I explained a simple example of Embedding weights here.
If you look at the code, trax uses RandomNormalInitializer(1.0)
which is just a Random Normal distribution (red curve).
(Side note, don’t worry if you do not understand: I’m not sure you would want to know more details now about weight initialization and their sizes but in short, here 1.0 means that by default random Normal distribution is multiplied by 1 - so not changed, but when you have big models you might want to initialize with smaller weights).
If you ask about the start (when the model is initialized for the first time - before training (or “seeing” any example), the embedding table is just random numbers with Normal distribution.
Now, when we train the model, we have chosen its architecture (or in other words, made design choices) - how are we going to make predictions?

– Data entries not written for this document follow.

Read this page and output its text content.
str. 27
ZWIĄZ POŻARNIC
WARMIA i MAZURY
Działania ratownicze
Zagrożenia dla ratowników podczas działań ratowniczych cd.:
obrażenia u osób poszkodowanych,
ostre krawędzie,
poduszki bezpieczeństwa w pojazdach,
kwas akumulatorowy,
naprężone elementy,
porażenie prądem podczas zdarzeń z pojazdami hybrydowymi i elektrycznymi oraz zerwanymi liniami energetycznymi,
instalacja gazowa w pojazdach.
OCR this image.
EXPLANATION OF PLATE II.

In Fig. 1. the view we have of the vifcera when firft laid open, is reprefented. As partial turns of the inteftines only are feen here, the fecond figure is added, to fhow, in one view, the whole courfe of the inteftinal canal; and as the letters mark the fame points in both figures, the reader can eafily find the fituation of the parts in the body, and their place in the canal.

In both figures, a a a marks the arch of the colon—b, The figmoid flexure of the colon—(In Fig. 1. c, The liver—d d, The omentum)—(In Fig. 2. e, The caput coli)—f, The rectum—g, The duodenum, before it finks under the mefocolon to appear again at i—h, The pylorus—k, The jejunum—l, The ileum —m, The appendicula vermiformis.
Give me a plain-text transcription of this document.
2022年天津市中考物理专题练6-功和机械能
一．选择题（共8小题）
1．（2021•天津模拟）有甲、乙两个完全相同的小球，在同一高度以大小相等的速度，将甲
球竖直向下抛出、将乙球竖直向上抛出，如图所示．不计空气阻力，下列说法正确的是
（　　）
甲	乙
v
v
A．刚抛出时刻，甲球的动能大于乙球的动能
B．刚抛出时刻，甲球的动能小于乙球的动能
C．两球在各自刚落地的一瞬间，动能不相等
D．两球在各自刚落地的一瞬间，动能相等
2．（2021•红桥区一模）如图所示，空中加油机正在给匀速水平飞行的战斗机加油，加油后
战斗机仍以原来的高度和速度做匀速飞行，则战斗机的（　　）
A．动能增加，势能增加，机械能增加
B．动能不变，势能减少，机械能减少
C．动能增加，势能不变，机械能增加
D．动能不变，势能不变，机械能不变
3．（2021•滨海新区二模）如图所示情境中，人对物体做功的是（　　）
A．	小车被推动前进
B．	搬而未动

If we decided that word(token) order does not matter, then the approach is called Bag of Words. If we care about the words around the word(token) then the approach is called Continuous Bag of Words (but the order still could not matter, for example set([“I”, “love”, “learning”]) could be the “context” and the “target” could be [“NLP”]).
So, if we decided this is the way to go, then yes, the Embedding table would be updated in accordance if the model correctly predicts [“NLP”] when the inputs are set([“love”, “I”, “learning”]). But if we would have chosen other path (how we provide inputs, RNN or Transformer etc.) then the Embedding table would be updated in accordance how the model is able to predict those outcomes.